Alternatives considered

  • Keep /metrics unauthenticated — leaves the disclosure + enumeration path open on every product. Tenable for a single-tenant hobby VPS, not tenable for a commercial platform. Rejected.

  • IP-restrict via Caddy remote_ip on *.gyrum.ai/metrics — Prometheus on dark-factory-ops has a stable public IP (178.104.63.31), so Caddy could allow only that IP to hit the /metrics path. Simpler than bearer auth. Rejected because (a) we already have bearer-auth plumbing in gyrum-go, (b) IP allow-lists break the moment the ops VPS moves, (c) bearer-auth composes with future layers (mTLS, per-scraper tokens for multi-tenancy) without a rewrite, and (d) the product repos can test auth in-process without an HTTP hop to Caddy — testable design wins.

  • mTLS between Prometheus and the products — strongest option. Each scrape presents a client cert; Caddy terminates TLS, verifies the client cert, forwards to the app. Rejected for now: adds a cert management surface (issue, rotate, revoke), the Caddy config becomes significantly more complex per site, and we have no evidence the bearer pattern is insufficient. Revisit if we need per-product scraper identity (we do not).

  • Replace the Prometheus pull model with an OpenTelemetry push — the collector-on-every-host authenticates to a central OTLP endpoint, and /metrics can disappear entirely. Big architectural move. The current Prometheus setup is <2 weeks old and working; trading it for OTLP to solve an auth problem would be hugely disproportionate. Rejected; revisit only if we also need push (e.g. ephemeral jobs, Lambda-like workloads).

  • Have every product roll its own bearer check — what distill would have done without this ADR. Same code in 10 products is a guaranteed drift vector and a doubled surface for a bug in the comparison path (the non-constant-time == case). Rejected.

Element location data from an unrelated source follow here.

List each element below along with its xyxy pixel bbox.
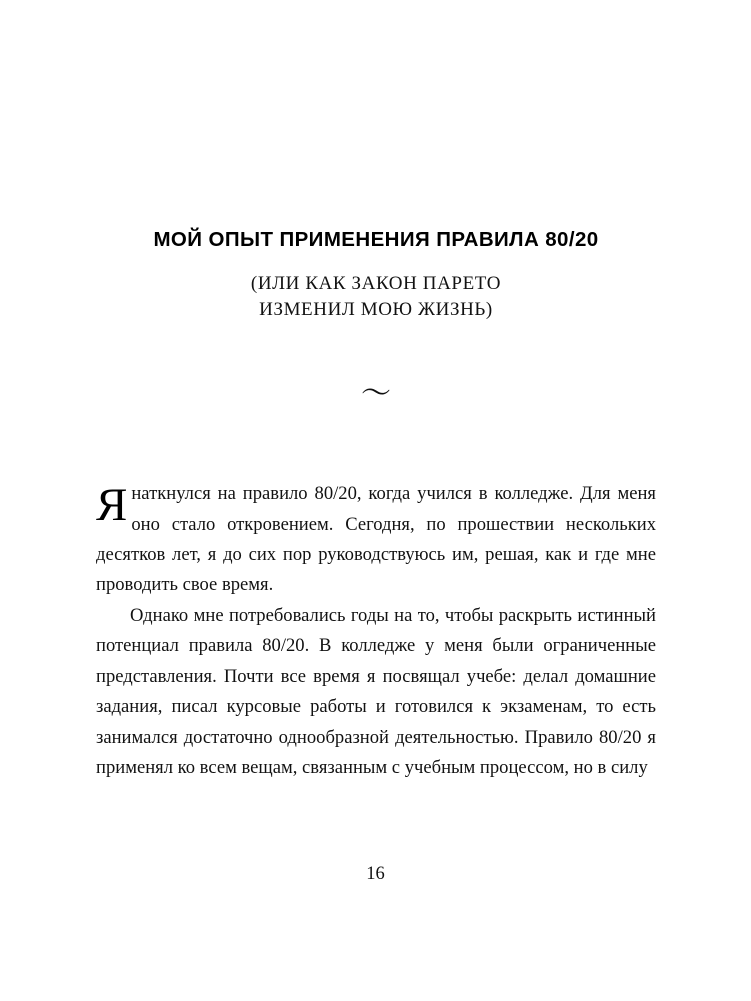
- paragraph-1: [96, 479, 656, 601]
- chapter-heading: [96, 228, 656, 323]
- page-number: 16: [366, 864, 385, 884]
- paragraph-1-text: наткнулся на правило 80/20, когда учился в колледже. Для меня оно стало откровением. Сегодня, по прошествии нескольких десятков лет, я до сих пор руководствуюсь им, решая, как и где мне проводить свое время.: [96, 483, 656, 596]
- chapter-title: МОЙ ОПЫТ ПРИМЕНЕНИЯ ПРАВИЛА 80/20: [153, 228, 599, 251]
- chapter-subtitle-line-2: ИЗМЕНИЛ МОЮ ЖИЗНЬ): [259, 298, 493, 320]
- swash-ornament-icon: 〜: [361, 377, 391, 411]
- drop-cap: Я: [96, 479, 128, 532]
- chapter-subtitle: [96, 271, 656, 323]
- page-content: [96, 0, 656, 784]
- body-text: [96, 479, 656, 784]
- paragraph-2: Однако мне потребовались годы на то, чтобы раскрыть истинный потенциал правила 80/20. В колледже у меня были ограниченные представления. Почти все время я посвящал учебе: делал домашние задания, писал курсовые работы и готовился к экзаменам, то есть занимался достаточно однообразной деятельностью. Правило 80/20 я применял ко всем вещам, связанным с учебным процессом, но в силу: [96, 604, 656, 779]
- chapter-subtitle-line-1: (ИЛИ КАК ЗАКОН ПАРЕТО: [250, 272, 502, 294]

Supersedes: none Superseded by: leave blank until a later ADR reverses this one

Related

  • ADR-008 — why a single library for this kind of primitive.
  • ADR-030 — metrics split out of the base observ package; this ADR adds an observ primitive that the metrics endpoint uses.
  • ADR-045 — the integrate CLI is the tool that wires this everywhere.
  • observability-runbook.md — operator procedure "I want to enable bearer-auth on a new product's /metrics".
  • observability-stack-topology.md — updated "Where the secrets live" table.
  • dark-factory#269 — the issue this ADR closes.